Metal coatings are often applied to the surface of individual wire strands in electrical conductors to improve solderability, reduce oxidation (corrosion) or improve electrical properties at high frequencies. Three of the most common coating (plating) materials used with copper conductors are tin, silver and nickel. A coated conductor with seven individual strands is illustrated above (coating thickness exaggerated for clarity). Decades ago, metal coatings were also used to provide easy stripping of the insulation, i.e., to keep the insulation from sticking to the conductor. Improved insulation materials have made that practice unnecessary.

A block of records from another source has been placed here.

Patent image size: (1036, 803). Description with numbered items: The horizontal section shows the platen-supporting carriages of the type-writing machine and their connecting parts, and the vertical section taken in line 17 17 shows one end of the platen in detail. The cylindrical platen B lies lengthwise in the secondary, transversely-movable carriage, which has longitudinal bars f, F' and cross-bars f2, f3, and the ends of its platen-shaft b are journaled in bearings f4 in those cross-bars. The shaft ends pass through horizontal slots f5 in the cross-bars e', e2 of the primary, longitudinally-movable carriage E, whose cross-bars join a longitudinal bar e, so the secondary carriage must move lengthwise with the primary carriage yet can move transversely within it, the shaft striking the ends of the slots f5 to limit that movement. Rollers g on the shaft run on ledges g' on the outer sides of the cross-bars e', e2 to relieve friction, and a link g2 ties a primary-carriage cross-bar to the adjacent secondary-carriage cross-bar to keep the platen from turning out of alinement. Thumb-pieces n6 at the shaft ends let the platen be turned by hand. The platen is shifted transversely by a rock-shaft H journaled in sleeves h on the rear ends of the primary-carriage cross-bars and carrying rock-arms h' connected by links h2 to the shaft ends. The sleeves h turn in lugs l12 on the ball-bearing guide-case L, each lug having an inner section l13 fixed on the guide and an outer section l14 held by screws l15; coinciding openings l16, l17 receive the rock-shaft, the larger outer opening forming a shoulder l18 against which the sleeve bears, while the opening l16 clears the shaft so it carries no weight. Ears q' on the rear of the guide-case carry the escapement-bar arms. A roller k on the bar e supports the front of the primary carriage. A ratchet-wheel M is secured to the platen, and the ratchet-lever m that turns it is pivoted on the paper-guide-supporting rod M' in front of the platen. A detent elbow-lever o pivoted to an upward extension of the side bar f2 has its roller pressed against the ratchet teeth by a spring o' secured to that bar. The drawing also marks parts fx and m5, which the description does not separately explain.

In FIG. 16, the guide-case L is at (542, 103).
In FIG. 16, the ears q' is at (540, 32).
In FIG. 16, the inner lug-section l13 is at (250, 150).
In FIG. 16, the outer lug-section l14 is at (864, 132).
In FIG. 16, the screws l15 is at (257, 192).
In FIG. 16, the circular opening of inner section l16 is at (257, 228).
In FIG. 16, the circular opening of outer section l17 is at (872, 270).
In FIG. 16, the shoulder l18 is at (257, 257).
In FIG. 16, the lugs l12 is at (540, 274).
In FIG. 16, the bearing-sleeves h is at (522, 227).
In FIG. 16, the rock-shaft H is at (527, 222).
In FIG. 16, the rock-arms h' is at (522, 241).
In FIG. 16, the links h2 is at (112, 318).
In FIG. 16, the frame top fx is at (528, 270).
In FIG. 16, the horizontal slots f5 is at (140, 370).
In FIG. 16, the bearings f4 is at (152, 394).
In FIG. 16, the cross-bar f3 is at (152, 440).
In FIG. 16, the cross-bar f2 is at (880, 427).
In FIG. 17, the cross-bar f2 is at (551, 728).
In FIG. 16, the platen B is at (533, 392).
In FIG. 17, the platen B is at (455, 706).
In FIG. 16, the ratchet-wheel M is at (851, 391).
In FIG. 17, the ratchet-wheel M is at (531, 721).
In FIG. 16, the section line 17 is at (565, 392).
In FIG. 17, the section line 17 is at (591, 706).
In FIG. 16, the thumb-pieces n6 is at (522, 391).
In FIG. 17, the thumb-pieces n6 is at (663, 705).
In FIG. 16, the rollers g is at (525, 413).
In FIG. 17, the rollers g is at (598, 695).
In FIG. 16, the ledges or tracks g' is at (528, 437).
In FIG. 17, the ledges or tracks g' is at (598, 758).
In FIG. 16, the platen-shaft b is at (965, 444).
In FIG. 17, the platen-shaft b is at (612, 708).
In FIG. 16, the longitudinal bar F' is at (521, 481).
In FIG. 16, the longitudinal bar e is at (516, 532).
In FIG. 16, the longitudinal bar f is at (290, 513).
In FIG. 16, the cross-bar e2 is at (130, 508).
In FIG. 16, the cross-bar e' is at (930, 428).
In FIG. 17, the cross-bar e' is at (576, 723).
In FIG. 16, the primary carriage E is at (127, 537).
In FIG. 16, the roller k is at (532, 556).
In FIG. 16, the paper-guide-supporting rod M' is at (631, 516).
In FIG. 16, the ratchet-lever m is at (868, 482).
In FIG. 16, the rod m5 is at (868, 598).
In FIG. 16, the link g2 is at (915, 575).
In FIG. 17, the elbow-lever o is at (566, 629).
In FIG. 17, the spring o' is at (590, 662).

Tin is the most common coating material. Conductors coated with tin are usually referred to as “tin plated” or simply as “tinned” conductors. Tin effectively prevents oxidation at temperatures up to about 150° C, but it is not as electrically conductive as copper. At higher temperatures, silver is often used to minimize oxidation in spite of its high cost. Silver is also used for high-frequency applications where silver’s excellent electrical conductivity and the skin effect work together to reduce impedance and attenuation. At temperatures above 250° C, nickel is often used. Although it is also a relatively poor conductor of electricity, nickel provides effective protection from oxidation up to approximately 450° C. A summary of plating material properties is shown in the table below.
Two methods are commonly used to apply metallic coatings to the individual strands of a copper conductor. The first, called hot dip, is a process in which a bare copper strand is passed through a bath of molten metal. A second method, electroplating, applies the coating to each strand using an electrolytic process in which an electric current causes the coating material to be deposited on the copper.
It is uncommon for industry standards to directly specify coating thickness. Instead, the thickness is usually indirectly controlled through various other requirements including continuity of coating, adhesion of coating, electrical resistance and weight. Many of those requirements are detailed in ASTM standards. Coated conductors typically have coating thicknesses that range from 40 to 2,000 microinches (1 to 50 microns) or more depending on coating material and the specific wire involved.
|Maximum Service Temperature (typical)||150ºC||250º C||450º C|
|Electrical Conductivity||15% that of copper||106% that of copper||25% that of copper|
|Crimp Contact Resistance||Good but can deteriorate over time||Excellent||Good but can deteriorate over time|
|Solderability||Good but can deteriorate over time||Excellent||Requires active flux|
To reduce the risk of short circuits resulting from stray strands during connectorization, stranded conductors are sometimes dipped in molten tin after the insulation is stripped from the ends of the wire. To eliminate the need for this extra step by the wire user, the wire manufacturer can bond the individual conductor strands together at the factory using one of several methods. One of these methods is called prebonding. With prebonded conductors, tinned strands are heated to the melting point of tin after they are stranded—effectively soldering them together continuously throughout the length. Prebonding is not usually available with bunched conductors, i.e., those with randomly positioned strands. A second method is called overcoating. An overcoated conductor is one composed of individually tinned strands that the manufacturer has dipped into a molten tin bath after stranding. Overcoating is possible with both ordinary and bunched types of conductor stranding. A third method is called topcoating. Topcoated conductors are similar to overcoated conductors except that the overall tin coating is applied to a conductor composed of untinned copper strands rather than tinned strands. One disadvantage of all three types, however, is that they are less flexible and have a shorter flexlife than ordinary conductors. Because of this, these wire types are usually only manufactured in relatively small gauge sizes (smaller that 16 AWG) and are not appropriate for flexing applications.
 Skin effect is an electrical phenomenon in which current tends to flow on the outer surface of a conductor.
 ASTM B-33 Specification for Tinned Soft or Annealed Copper Wire for Electrical Purposes, ASTM B-298 Specification for Silver-Coated Soft or Annealed Copper Wire, ASTM B-355 Specification for Nickel-Coated Soft or Annealed Copper Wire, astm.org
 Flexlife is the maximum number of times a wire can be flexed around a mandrel of a specified diameter before failure occurs.